Members: Mr C. McHugh
Mr F. Barry
heard this claim at Dublin on 19th September 2013
Representation:
____________
Appellant(s):
Respondent(s):
The determination of the Tribunal was as follows:-
This came before the Tribunal by way of an employee appealing the recommendation of the Rights Commissioner recommendation reference number r-114774-ud-11/JT dated 30th March 2012.
Determination on Preliminary Issue
We have considered the position of the parties. The respondent employer has brought a preliminary point to the attention of the Tribunal which goes right to the heart of the Tribunal’s jurisdiction to proceed to hear the substantive matter.
The appellant’s unfair dismissal claim was heard before the Rights Commissioner some four months after he was purportedly made redundant in August 2011.
The Rights Commissioner issued his recommendation on the 30th Of March 2012. Evidence has been submitted (and not contradicted) to the effect that the recommendation was received by the parties on the 2nd of April by way of being posted out from the Rights Commissioner to the parties directly.
The Tribunal has no reason to doubt that the appellant was anxious to appeal this recommendation and indeed it seems he and his union representative discussed this fact once they knew the Rights Commissioner had found that the claim for unfair dismissals was not established.
The Tribunal is bound by the very strict time limit set out in Section 9(2) of the Unfair Dismissals At 1977. This time limit is not technical and not intended to be observed in spirit only. This is a strict and exacting time limit which does not allow for discretion.
The onus is on the appealing parties to get notice of intention of appeal within six weeks of the date on which the Rights Commissioner recommendation is communicated to the parties. The intention must be notified to the Tribunal as well as the other party.
In the circumstances before the Tribunal herein the six week period started on the 2nd of April 2012 and expired on the 14th of May 2012.
The evidence before the Tribunal is that the Tribunal was notified on the much later date of the 6th of June 2012 some three weeks late.

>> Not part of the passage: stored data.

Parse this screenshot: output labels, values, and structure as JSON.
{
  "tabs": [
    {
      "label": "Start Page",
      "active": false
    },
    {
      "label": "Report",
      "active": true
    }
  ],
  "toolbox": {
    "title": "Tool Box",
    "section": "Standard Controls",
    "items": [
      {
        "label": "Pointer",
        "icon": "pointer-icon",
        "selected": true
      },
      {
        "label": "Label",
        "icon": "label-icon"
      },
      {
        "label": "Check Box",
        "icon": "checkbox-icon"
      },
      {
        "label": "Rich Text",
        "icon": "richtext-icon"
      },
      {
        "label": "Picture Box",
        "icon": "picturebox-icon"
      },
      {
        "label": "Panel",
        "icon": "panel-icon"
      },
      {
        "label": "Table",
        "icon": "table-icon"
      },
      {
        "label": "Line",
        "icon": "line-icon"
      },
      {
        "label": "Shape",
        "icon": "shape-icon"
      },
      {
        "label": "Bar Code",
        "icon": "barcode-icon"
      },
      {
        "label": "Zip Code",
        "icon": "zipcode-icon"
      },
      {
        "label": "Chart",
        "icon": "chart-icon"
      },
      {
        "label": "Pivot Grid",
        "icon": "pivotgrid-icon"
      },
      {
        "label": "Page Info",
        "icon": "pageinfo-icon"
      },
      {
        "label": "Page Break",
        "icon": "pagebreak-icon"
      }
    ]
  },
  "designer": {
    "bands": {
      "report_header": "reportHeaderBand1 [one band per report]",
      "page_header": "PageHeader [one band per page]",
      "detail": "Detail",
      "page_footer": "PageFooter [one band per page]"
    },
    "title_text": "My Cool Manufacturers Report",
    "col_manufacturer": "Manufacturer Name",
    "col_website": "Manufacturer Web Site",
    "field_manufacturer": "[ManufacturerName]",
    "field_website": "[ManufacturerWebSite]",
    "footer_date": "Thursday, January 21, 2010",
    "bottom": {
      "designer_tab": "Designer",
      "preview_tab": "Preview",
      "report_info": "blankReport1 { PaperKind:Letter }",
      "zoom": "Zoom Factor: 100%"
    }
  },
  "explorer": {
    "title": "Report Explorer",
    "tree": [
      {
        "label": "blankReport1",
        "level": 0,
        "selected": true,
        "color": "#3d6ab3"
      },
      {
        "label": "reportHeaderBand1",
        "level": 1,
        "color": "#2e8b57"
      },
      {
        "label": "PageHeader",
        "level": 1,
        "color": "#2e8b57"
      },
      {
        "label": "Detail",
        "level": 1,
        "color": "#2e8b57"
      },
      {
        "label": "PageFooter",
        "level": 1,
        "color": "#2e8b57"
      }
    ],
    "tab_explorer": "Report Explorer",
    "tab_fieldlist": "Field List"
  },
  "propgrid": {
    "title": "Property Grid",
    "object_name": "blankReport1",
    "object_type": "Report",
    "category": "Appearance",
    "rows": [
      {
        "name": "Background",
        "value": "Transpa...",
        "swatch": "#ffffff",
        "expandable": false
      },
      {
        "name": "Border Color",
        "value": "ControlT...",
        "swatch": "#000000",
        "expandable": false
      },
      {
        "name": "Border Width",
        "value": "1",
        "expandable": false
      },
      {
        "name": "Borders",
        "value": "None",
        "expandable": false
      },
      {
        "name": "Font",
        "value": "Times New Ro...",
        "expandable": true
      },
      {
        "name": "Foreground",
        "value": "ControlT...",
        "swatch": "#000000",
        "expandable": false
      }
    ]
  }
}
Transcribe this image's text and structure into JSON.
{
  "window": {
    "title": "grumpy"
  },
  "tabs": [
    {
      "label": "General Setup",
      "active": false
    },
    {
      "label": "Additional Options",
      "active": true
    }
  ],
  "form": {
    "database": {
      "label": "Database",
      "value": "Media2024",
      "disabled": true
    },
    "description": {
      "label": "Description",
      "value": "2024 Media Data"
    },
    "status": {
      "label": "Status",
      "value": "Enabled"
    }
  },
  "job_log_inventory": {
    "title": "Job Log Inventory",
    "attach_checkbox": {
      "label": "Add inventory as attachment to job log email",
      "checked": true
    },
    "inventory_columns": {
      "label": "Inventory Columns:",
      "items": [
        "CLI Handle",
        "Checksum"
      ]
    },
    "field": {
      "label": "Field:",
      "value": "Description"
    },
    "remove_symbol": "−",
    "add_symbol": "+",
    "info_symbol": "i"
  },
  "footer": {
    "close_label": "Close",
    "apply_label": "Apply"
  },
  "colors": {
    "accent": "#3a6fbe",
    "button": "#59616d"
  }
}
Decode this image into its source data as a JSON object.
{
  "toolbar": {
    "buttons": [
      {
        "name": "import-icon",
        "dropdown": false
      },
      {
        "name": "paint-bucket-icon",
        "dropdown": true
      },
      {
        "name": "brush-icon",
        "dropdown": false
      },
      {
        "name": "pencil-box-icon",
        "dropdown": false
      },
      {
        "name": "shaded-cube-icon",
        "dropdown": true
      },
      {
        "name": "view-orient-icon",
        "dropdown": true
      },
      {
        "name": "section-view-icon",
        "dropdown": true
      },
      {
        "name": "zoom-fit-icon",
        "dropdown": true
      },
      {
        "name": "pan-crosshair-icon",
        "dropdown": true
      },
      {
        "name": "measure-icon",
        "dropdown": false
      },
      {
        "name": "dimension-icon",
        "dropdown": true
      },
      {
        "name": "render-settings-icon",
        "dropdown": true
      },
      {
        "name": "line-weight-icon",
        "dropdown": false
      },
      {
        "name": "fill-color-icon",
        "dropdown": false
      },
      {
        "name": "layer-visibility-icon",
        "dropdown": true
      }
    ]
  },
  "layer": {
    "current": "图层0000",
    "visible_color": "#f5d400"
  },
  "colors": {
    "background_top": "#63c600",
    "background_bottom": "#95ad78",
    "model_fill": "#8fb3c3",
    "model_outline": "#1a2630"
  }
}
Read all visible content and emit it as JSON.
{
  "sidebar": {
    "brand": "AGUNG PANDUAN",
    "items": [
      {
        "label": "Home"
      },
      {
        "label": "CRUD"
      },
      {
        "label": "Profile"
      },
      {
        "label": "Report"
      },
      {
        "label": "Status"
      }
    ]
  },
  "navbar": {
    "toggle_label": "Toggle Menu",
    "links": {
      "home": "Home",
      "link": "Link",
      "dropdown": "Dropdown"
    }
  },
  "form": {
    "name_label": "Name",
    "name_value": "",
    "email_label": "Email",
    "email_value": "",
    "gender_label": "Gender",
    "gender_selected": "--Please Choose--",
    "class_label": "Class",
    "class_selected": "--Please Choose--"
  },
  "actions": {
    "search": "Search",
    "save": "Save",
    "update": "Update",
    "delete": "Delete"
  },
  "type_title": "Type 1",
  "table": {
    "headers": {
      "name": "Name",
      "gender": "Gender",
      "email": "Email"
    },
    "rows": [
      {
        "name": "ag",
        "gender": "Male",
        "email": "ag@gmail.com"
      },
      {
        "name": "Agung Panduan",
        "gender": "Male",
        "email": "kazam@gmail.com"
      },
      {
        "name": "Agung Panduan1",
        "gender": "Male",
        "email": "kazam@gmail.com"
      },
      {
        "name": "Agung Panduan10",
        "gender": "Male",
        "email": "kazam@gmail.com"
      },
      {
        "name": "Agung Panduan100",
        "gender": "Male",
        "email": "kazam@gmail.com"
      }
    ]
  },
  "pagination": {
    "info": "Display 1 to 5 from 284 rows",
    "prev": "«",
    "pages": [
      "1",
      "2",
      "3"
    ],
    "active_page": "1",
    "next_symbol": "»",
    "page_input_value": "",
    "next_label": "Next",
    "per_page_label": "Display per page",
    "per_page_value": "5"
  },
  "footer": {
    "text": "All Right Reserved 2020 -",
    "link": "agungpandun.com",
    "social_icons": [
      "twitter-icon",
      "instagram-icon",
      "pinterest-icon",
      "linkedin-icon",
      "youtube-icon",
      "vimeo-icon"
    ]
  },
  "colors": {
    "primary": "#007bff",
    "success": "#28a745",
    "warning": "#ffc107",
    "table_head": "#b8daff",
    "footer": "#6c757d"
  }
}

The Tribunal notes that the appellant prepared, signed and dated the T1A form on or about the 26th of April 2012 and do not doubt that it was the appellant’s intention to send the said T1A form in due course. However the appellant cannot specifically recall sending the form, cannot specifically recall where the form was sent to and where sent from. The appellant also cannot recall when he prepared the covering letter accompanying the form.
The only concrete evidence we have is the fact that the form is stamped received in the Tribunal much later than the six week time limited allowed.
The Tribunal has every sympathy for the appellant herein and appreciates that this must seem like an injustice to him and the Bone Fides of his case. But the Tribunal’s hands are tied. This time limit is without layout and without subjectivity. It does not allow, for example, for postal
delays. The onus rests and always lies with the party appealing the decision to get the notice of appeal in within the time limit allowed.
Sealed with the Seal of the
Employment Appeals Tribunal
This ________________________
(Sgd.) ________________________
(CHAIRMAN)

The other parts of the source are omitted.